Maddox blinked. “Well… I’m not sure we can answer that question. I can’t, at any rate.” He shot a quick look at Prescott, but Prescott ignored him, so he went on. “What I can do is tell you that I’ve seen no evidence of mechanical or structural failure, sabotage, explosives, or anything remotely suggesting an attack on the aircraft. I’ve also seen no signs that your husband ever lost control.” He seemed to shift gears — to take a step back into “briefing” mode — and continued, sounding more at ease. “He took off normally, made a climbing turn, changed course, and then leveled off. All those maneuvers were smoothly executed.” Maddox, too, had brought a folder of visuals to the meeting, but unlike me, he doled out the images one by one instead of giving her the whole set at once. “These are diagrams showing the aircraft’s radar track and altitude, from just after takeoff until the moment of impact.” He slid the first image across the table to her. “This one shows the radar track, superimposed on a map of Brown Field and the surrounding area. The red arrows indicate significant events in the flight, as well as the time they occurred. As you can see, the radar picks up the aircraft almost immediately after takeoff. It flies northeast for three miles — about sixty seconds. Then, over Otay Lake, it turns south, toward Mexico, shortly before leveling off. It continues south for another thirty seconds, the remainder of the flight.” She looked up, her face grim but expectant, and he slid the next page across the table. “This second diagram plots the aircraft’s altitude against the profile of the terrain. As you can see, a mile from the summit, the plane levels off at thirty-three hundred feet”—he reached across the table and, with the tip of a pen, indicated a spot on the line—“but the terrain continues rising steeply. So on that particular course, at that altitude, the collision was inevitable.” He waved the pen over the pair of diagrams, as if it were a wand, conjuring up the plane’s final moments. “Taken together, these indicate that the aircraft was in controlled flight the entire time. Again, nothing wrong with the plane, as far as we can tell at this point. Nothing obviously wrong with the pilot, either, judging from the flight path — no indications that he suffered a heart attack or seizure or stroke.” He paused briefly, then asked, “Are you aware of any medical problems that might have incapacitated him?”

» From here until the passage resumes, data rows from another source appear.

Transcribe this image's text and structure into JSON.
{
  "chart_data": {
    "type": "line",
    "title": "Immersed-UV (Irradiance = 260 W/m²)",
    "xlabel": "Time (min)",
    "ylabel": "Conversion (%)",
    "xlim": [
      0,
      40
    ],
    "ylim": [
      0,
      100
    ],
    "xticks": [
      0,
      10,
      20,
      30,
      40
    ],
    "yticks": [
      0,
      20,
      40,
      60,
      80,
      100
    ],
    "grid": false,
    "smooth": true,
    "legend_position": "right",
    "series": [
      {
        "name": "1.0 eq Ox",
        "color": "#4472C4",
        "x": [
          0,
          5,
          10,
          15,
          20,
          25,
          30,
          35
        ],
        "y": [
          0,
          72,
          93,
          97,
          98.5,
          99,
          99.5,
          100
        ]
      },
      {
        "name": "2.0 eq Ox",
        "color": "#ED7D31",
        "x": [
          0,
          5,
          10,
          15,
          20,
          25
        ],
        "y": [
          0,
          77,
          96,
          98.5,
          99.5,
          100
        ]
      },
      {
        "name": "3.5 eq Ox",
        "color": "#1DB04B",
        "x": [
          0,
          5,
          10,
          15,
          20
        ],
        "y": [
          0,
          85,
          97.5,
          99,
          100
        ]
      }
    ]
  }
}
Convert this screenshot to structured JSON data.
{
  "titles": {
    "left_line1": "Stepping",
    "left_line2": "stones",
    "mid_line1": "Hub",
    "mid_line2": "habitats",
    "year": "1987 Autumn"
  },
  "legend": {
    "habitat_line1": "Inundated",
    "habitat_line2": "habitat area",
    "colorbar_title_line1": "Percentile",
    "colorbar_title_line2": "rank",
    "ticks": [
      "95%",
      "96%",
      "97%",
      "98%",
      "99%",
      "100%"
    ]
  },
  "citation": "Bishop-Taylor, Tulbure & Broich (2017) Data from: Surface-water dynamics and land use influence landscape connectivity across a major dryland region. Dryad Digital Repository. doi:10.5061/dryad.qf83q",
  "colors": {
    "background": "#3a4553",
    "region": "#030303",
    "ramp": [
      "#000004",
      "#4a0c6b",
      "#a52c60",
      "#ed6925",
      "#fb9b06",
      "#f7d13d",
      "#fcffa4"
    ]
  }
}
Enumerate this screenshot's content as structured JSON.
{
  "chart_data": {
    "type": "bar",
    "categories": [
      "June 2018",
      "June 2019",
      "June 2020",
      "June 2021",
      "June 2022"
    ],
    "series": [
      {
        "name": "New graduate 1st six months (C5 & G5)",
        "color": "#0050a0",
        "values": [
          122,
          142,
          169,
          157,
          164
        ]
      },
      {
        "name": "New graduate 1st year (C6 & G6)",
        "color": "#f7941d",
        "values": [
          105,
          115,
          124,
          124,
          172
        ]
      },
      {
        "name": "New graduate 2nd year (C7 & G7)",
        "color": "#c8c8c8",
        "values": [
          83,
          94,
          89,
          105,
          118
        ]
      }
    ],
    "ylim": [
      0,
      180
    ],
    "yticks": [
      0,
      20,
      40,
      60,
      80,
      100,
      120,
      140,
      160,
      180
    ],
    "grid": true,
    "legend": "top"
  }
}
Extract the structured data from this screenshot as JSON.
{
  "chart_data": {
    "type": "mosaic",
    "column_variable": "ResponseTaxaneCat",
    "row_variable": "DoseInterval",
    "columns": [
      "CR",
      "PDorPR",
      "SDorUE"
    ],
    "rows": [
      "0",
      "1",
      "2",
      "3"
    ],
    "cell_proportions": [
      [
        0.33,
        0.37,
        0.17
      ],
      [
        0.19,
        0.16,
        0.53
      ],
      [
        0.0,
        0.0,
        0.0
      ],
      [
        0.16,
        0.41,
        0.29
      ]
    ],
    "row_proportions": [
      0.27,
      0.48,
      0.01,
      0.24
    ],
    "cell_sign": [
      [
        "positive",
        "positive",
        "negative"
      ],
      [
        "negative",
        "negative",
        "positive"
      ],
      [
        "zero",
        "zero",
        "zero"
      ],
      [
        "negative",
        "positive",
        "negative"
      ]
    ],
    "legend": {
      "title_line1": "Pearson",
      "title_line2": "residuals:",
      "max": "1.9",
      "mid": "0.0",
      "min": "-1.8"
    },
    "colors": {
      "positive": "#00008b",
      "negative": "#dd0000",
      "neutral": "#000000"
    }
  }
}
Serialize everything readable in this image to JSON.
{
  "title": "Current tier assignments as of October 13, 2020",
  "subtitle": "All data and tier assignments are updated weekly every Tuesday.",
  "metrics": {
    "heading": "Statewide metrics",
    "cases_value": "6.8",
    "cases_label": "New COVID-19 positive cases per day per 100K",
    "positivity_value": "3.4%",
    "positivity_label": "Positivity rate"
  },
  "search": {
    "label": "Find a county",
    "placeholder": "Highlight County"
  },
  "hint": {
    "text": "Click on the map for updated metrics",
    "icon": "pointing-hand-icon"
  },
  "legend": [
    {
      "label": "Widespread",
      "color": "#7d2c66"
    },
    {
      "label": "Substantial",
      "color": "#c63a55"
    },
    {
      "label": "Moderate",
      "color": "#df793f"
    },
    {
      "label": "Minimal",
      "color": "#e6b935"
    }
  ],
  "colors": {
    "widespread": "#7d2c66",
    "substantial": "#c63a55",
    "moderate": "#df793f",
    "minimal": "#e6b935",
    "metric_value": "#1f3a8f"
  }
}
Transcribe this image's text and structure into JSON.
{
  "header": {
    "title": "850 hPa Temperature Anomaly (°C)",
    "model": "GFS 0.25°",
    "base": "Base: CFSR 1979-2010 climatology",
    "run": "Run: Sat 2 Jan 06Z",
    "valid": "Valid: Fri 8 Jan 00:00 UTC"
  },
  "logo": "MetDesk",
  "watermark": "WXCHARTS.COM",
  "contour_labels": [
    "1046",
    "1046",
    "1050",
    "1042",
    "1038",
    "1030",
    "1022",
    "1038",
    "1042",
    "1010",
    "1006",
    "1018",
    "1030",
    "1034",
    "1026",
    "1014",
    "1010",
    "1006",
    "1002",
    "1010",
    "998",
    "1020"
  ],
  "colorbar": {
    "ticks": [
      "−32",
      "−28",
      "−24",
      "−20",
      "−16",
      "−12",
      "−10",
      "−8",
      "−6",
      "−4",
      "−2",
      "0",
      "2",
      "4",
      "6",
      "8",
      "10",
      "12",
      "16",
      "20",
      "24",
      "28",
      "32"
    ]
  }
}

“No. Richard was a strong and healthy man.”

Maddox nodded. “Let me go back to the question I said I couldn’t answer. Without any radio communications or other information that would shed light, I can’t say whether he hit the mountain accidentally or intentionally. On the one hand — the ‘accident’ hand — there’s no lights on that mountain, so even though it’s big, it’s almost invisible on a moonless night, especially if there’s any haze — and there was some haze that night. If he didn’t have a terrain warning alert on his GPS system, or if he hadn’t studied the aviation sectional chart closely — and frankly, the peak altitude of that mountain is printed in very small type — he might not have realized he was headed straight for it.” He paused, gave a pained frown. “On the other hand — the ‘intentional’ hand; the ‘suicide’ hand — if he did intend to take his life, he flew that plane in a way that would guarantee the outcome. And would minimize the risk of killing or injuring anyone else.”

“But he did,” she said. “He did kill someone else.”

“One-in-a-million odds,” Maddox replied. “One in a billion.”